Nicolas Sarkozy en prison : deux semaines de controverses depuis son incarcération à la Santé

10.11.2025 07:43
2 min de lecture

La justice doit se prononcer lundi sur la demande de remise en liberté de l’ancien chef de l’Etat, incarcéré depuis le 21 octobre, rapporte TopTribune.

Le placement en détention de Nicolas Sarkozy, une première dans l’histoire de la Ve République, a engendré de vifs débats. Condamné le 25 septembre à cinq ans de prison avec mandat de dépôt pour association de malfaiteurs dans l’affaire des soupçons de financement libyen de sa campagne présidentielle de 2007, l’ancien président purge sa peine depuis le 21 octobre dans une cellule de 9m² de la prison de la Santé, à Paris. La justice examinera ce lundi 10 novembre une demande de libération présentée par l’ex-président, qui attend également son procès en appel. Franceinfo propose un retour sur les premières semaines de détention de Nicolas Sarkozy, marquées par des visites politiques et des polémiques.

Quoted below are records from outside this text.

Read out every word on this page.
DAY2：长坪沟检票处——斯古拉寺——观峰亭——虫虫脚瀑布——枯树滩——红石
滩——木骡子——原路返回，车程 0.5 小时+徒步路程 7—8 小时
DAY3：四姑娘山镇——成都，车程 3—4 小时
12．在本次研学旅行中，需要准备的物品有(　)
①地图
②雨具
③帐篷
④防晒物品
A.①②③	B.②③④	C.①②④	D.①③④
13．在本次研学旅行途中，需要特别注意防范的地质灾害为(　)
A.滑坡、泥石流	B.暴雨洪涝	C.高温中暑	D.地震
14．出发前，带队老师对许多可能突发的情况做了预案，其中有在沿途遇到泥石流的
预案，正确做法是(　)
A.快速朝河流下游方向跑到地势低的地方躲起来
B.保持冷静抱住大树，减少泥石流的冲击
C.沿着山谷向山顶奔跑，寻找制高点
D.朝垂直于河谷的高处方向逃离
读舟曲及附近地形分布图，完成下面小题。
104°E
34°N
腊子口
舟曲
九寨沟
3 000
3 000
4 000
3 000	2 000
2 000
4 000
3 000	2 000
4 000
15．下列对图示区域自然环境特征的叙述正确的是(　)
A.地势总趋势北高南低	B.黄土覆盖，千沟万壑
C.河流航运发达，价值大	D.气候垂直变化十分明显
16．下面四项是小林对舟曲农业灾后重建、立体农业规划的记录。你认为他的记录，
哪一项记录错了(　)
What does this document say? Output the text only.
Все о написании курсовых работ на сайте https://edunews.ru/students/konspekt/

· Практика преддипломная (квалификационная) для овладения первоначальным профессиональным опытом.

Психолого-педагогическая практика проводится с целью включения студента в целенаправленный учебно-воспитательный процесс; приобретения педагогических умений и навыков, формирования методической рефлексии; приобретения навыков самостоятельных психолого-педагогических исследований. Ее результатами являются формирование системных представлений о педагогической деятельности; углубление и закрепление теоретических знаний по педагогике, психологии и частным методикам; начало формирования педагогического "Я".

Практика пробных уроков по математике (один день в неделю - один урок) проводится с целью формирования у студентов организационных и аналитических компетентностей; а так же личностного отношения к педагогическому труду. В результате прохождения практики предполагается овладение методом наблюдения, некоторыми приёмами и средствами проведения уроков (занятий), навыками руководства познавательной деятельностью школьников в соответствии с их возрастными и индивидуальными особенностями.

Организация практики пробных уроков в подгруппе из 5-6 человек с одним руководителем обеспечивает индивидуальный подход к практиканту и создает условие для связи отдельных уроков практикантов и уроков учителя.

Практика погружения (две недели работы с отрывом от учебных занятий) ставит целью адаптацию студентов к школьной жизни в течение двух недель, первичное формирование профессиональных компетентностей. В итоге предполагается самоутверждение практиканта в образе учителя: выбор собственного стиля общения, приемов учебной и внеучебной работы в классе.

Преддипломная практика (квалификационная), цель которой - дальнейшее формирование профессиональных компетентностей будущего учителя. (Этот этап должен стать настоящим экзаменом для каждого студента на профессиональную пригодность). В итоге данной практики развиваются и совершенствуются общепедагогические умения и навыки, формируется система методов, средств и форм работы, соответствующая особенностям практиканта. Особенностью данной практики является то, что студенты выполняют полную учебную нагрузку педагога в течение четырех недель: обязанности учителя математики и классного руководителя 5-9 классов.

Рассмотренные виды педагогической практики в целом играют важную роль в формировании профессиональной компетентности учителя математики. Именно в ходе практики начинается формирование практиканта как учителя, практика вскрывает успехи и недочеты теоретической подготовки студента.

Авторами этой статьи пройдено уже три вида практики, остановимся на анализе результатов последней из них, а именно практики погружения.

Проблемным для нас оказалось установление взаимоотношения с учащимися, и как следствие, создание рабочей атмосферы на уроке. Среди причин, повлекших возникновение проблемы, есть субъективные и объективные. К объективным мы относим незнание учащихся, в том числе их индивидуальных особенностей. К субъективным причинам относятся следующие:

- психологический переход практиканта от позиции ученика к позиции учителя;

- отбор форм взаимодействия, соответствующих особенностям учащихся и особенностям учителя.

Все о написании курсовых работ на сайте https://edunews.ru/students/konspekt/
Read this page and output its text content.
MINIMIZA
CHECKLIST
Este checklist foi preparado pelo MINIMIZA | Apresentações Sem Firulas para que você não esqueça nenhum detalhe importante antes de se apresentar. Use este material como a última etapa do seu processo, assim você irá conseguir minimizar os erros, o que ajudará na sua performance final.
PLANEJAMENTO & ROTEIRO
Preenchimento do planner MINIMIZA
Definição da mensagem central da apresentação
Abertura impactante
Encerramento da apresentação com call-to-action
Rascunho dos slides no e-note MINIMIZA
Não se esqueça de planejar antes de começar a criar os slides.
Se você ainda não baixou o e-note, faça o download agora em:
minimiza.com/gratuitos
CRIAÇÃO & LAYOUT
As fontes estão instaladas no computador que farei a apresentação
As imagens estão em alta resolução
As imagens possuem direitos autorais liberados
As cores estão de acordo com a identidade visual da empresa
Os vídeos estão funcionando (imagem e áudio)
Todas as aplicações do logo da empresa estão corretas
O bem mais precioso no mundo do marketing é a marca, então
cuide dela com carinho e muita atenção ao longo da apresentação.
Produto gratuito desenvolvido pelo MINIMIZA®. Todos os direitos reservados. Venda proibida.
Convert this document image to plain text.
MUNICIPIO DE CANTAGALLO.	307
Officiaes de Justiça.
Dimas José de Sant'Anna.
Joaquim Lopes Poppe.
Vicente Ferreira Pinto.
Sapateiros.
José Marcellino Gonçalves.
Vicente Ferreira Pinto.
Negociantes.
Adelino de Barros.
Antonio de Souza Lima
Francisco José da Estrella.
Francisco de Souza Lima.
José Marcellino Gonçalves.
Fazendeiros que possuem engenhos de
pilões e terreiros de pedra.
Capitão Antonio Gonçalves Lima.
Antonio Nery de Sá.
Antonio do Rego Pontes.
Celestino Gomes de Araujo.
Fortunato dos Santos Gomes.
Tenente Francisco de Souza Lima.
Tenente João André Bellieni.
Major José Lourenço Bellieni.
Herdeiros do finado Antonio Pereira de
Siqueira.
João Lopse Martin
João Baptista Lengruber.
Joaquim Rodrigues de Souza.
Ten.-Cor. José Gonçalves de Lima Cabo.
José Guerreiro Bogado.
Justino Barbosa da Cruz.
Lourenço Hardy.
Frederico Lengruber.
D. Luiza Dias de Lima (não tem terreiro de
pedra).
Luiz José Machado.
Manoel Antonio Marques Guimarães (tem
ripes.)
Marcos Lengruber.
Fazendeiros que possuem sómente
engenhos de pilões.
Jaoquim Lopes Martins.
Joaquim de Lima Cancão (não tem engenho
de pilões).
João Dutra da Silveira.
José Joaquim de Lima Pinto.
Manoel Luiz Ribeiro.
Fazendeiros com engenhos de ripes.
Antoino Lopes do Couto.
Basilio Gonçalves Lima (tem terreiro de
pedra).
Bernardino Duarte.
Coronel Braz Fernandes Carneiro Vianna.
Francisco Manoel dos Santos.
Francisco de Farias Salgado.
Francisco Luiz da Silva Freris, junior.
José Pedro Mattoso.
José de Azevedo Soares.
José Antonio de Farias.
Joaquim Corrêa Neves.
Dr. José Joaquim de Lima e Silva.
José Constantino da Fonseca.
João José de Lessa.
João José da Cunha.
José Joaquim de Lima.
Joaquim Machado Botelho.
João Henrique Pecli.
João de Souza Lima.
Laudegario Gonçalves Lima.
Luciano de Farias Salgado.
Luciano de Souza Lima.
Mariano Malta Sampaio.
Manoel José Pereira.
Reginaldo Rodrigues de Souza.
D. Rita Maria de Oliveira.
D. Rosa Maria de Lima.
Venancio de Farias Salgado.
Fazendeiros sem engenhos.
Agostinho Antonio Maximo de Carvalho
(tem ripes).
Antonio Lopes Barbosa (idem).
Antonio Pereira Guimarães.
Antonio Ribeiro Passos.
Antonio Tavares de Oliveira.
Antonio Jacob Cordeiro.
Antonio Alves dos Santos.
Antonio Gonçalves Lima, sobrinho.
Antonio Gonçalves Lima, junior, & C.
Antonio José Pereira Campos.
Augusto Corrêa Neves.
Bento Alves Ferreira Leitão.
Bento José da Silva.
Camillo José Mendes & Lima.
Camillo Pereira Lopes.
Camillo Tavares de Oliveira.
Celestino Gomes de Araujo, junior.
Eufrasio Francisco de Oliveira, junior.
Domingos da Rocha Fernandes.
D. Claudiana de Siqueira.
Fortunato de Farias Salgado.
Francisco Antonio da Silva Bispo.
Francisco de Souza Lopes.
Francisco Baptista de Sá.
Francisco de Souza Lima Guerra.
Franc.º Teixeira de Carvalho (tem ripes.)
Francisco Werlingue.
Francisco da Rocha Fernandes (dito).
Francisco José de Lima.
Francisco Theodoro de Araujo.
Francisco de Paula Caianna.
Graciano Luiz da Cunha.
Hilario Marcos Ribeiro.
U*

Des surveillants pénitentiaires mécontents de la présence de deux policiers

Dès son arrivée en prison, une controverse éclate concernant le dispositif de sécurité déployé autour de Nicolas Sarkozy. En effet, l’ancien chef de l’Etat bénéficie d’une protection rapprochée assurée par deux officiers de la police nationale, logés dans une cellule voisine et intervenant par rotation. Ce dispositif exceptionnel, justifié par le ministre de l’Intérieur Laurent Nuñez en raison des menaces pesant sur lui, a suscité des critiques parmi les surveillants pénitentiaires, qui estiment que cela remet en cause leur rôle et leur compétence. Wilfried Fonck, secrétaire national de surveillants pénitentiaires, a déclaré que cette situation est « totalement inacceptable ».

Des détenus insultent et menacent Nicolas Sarkozy en pleine nuit

Le lendemain de son arrivée, une vidéo apparaît sur les réseaux sociaux dans laquelle des détenus menacent Nicolas Sarkozy, notamment en évoquant Kadhafi. Cette situation provoque un tollé dans le milieu politique, Marine Le Pen exprimant son « dégoût » face à ces événements. Suite à ces menaces, trois détenus ont été placés en garde à vue, et deux d’entre eux seront jugés le 19 décembre pour avoir menacé l’ancien président.

Des députés de La France insoumise se rendent à la prison de la Santé

Le 27 octobre, des députés de La France insoumise, Ugo Bernalicis et Danièle Obono, visitent la prison de la Santé pour s’informer des conditions de détention. Bien qu’ils n’aient pas demandé à voir Nicolas Sarkozy, leur présence soulève des interrogations sur les conditions de vie des détenus, en particulier avec un taux d’occupation de 190%. Les députés n’ont pas pu utiliser d’appareils électroniques lors de leur visite, imposée par l’administration pénitentiaire.

Une rencontre en prison avec le ministre de la Justice

Le 29 octobre, Gérald Darmanin, garde des Sceaux, visite Nicolas Sarkozy pour discuter de sa sécurité en détention. Cette visite suscite des critiques de la part de plusieurs avocats et magistrats qui craignent pour l’indépendance de la justice. Un collectif d’avocats a déposé une plainte contre Darmanin, soulignant que ses actions pourraient nuire à la confiance du public dans le système judiciaire.